4L-4 OPTIMAL COLORECTAL CANCER SCREENING FOR A HIGHER-RISK POPULATION: THE CASE OF NORTHEASTERN PENNSYLVANIA

Tuesday, October 21, 2014: 4:15 PM

Karen M. Kuntz, ScD, University of Minnesota, Minneapolis, MN, Carolyn Rutter, PhD, Group Health Research Institute, Seattle, WA, Amy Knudsen, PhD, MGH Institute for Technology Assessment, Boston, MA, Chester Pabiniak, MS, Group Health Research Organization, Seattle, WA, Samuel Lesko, MD, MPH, Northeast Regional Cancer Institute, Scranton, PA and Ann G. Zauber, PhD, Memorial Sloan-Kettering Cancer Center, New York, NY
Purpose: In northeast Pennsylvania (a six-county area surrounding Scranton and Wilkes-Barre), both colorectal cancer (CRC) incidence and mortality are approximately 25% higher than the corresponding US rates. The high incidence of CRC in the community has resulted in local clinicians recommending repeat colonoscopy (COL) at more frequent intervals, rather than the recommended 10-year interval. Working with a key stakeholder in that region, we sought to determine if more frequent colonoscopy screening is cost-effective for a higher-risk population.

Method: We used two microsimulation models that were developed as part of the Cancer Intervention and Surveillance Modeling Network (CISNET), a consortium of cancer modelers funded by the National Cancer Institute.  We simulated the outcomes of a cohort of 50-year-old hypothetical individuals undergoing COL under different risk assumptions (average risk, higher risk) and screening scenarios (15-yearly COL, 10-yearly COL, 7-yearly COL, all starting at age 50). We calculated life years saved (LYS) and the additional cost to increase the number of lifetime screening colonoscopies by one (recommendation is three screens per lifetime at ages 50, 60, 70). If adenomas are found and removed at screening, the individual is then followed with COL surveillance per guidelines until the age of 85.

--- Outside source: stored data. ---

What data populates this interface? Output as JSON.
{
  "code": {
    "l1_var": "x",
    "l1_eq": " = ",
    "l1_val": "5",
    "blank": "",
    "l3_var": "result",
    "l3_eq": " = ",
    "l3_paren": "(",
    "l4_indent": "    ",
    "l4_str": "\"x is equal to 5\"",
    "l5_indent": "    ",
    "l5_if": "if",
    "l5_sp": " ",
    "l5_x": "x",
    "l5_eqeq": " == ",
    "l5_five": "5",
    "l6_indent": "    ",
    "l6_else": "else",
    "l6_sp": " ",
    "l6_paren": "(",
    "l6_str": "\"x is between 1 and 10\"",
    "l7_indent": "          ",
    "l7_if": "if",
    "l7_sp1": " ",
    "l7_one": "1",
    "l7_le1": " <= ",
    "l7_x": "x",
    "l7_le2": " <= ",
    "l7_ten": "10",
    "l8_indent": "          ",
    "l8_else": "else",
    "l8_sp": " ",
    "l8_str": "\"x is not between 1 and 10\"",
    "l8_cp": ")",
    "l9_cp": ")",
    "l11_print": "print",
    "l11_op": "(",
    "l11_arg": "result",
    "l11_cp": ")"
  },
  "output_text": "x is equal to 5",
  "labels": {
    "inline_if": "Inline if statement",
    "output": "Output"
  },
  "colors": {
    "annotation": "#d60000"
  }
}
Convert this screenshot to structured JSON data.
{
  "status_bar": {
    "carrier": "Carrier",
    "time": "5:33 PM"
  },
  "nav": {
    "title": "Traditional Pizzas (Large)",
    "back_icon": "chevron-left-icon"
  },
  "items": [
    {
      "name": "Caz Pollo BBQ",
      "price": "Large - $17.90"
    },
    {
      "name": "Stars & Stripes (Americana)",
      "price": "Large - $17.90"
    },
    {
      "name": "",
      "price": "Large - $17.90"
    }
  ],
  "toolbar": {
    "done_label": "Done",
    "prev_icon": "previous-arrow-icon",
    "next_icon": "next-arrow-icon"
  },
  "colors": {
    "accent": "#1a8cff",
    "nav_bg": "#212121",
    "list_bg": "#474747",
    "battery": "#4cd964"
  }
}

Result: For an average-risk cohort, a 10-yearly COL strategy (i.e., COLs at ages 50, 60, 70) resulted in 4-6 additional life years (range reflects two models) and an added $524,000-$671,000 per 1000 screened compared with a 15-yearly COL strategy (i.e., COLs at ages 50, 65), resulting in an incremental cost-effectiveness ratio (ICER) of $98,000-$153,000 per LYS.  Adding an additional lifetime screen (i.e., screening every seven years at ages 50, 57, 64, 71) resulted in an additional 2 years of life and $412,000-$1,399,000 per 1000 screened compared with 10-yearly strategy, resulting in an ICER of $348,000-$579,000 per LYS. Repeating this analysis among a population at an increased risk of CRC (by 25%) reduced the ICERs to $73,000-$123,000 per LYS for 10-yearly vs. 15-yearly COL, and to $295,000-$468,000 per LYS for 7-yearly COL vs. 10-yearly COL.

Conclusion: The ICER for 7-yearly COL in the higher-risk population is much greater than the ICER for 10-yearly COL in the average population. For a population at 25% increased risk of CRC, screening with COL more often than 10-year intervals in not a good use of resources.